- Italian theatrical release poster by Renato Casaro
- Directed by: Italo Zingarelli
- Written by: Barbara Alberti Amedeo Pagani Vincenzo Mannino Italo Zingarelli
- Produced by: Vincent G. Cox Roberto Palaggi
- Starring: Terence Hill Bud Spencer Joe Bugner
- Cinematography: Aiace Parolin
- Edited by: Claudio M. Cutry
- Music by: Walter Rizzati
- Release date: 1979;
- Running time: 104 minutes
- Country: Italy

= I'm for the Hippopotamus =

I'm for the Hippopotamus (Io sto con gli ippopotami) is a 1979 Italian adventure comedy film directed by Italo Zingarelli and starring the film duo of Terence Hill and Bud Spencer.

The film was mostly shot in South Africa. It focuses on the rivalry between two cousins, with one of them intentionally undermining the other's safari expeditions. The cousins eventually set aside their differences when they have to team up against a common foe.

== Plot ==
In 1950 Tom (Spencer) is a Safari organizer in Rhodesia. He is an animal lover at heart and secretly give his clients rifles loaded with blanks. His life changes with the arrival of his cousin and former business partner Slim (Hill). Both men have been raised by a Zimbabwean woman after they lost their parents, but they don't see eye to eye. Eventually they have to team up when they are threatened by Jack Ormond (Bugner), a local gangster trafficking ivory.

When Ormond fails to buy out Tom and Slim, he decides to teach them a lesson by destroying their safari bus. Tom and Slim retaliate by freeing the animals caged in Osmond's estate. The local police get them arrested but they manage to escape to travel to the Zambesi river, where they pose as dockworkers and board one of Osmond's cargo ships loaded with ivory and wild animals en route to Canada. After a fight with Osmond and his men, Tom and Slim take control of the ship, free the animals and sail across the Ocean to the Maldives.

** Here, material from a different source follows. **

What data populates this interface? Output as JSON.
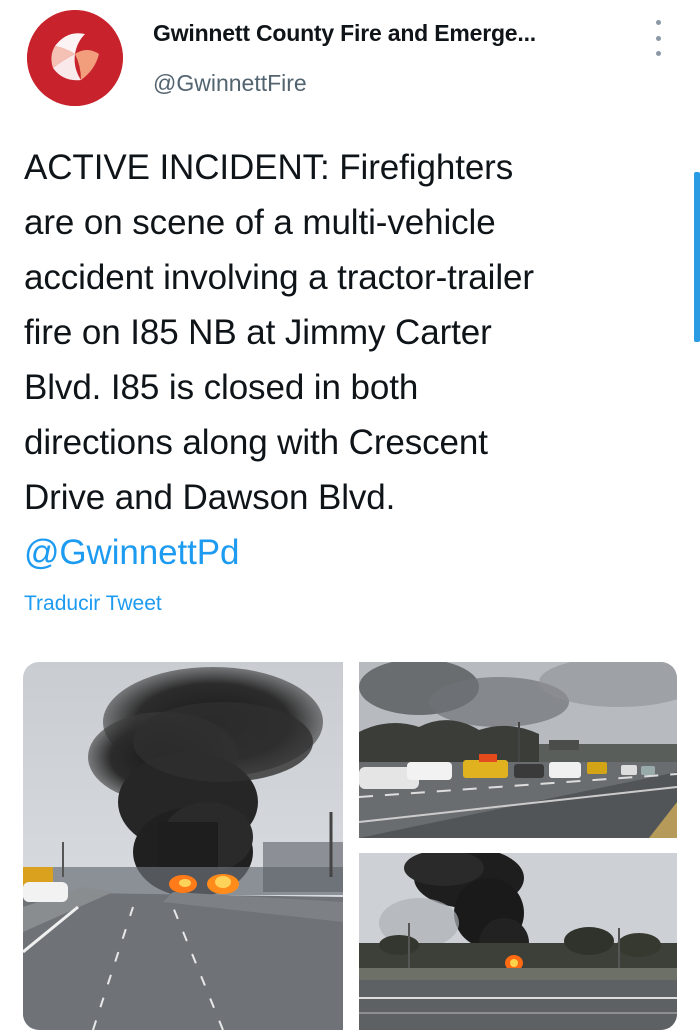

In the final scene, the ship's captain warns Tom and Slim that they are committing an act of piracy and the matter is far from over, to which Slim replies: 'No, no, the matter is definitely over'.

== Cast ==
- Terence Hill as Slim
- Bud Spencer as Tom
- Joe Bugner as Ormond
- May Dlamini as Mama Leone
- Dawn Jürgens as Stella (Slim's lady-love)
- Malcolm Kirk as Ormond's bald henchman
- Ben Masinga as Jason
- Les Marcowitz as Trixie, Ormond's short henchman
- Johan Naude
- Nick Van Rensburg
- Hugh Rouse as Police Captain, arresting Slim and Tom
- Mike Schutte as Ormond's henchman (German version: Lumpi)
- Kosie Smith as Ormond's henchman with moustache (German version: Kopf, wie 'n Hauklotz)
- Joseph Szucs
- Sandy Nkomo as Senghor (Stella's father)

== Soundtrack ==
As with many other Spencer & Hill films, its soundtrack and theme song "Grau Grau Grau" (both composed and performed by Walter Rizzati, with Spencer himself providing lead vocals on the song) became very popular in Italy at the time of the film's release, and are still popular among the duo's international fan base.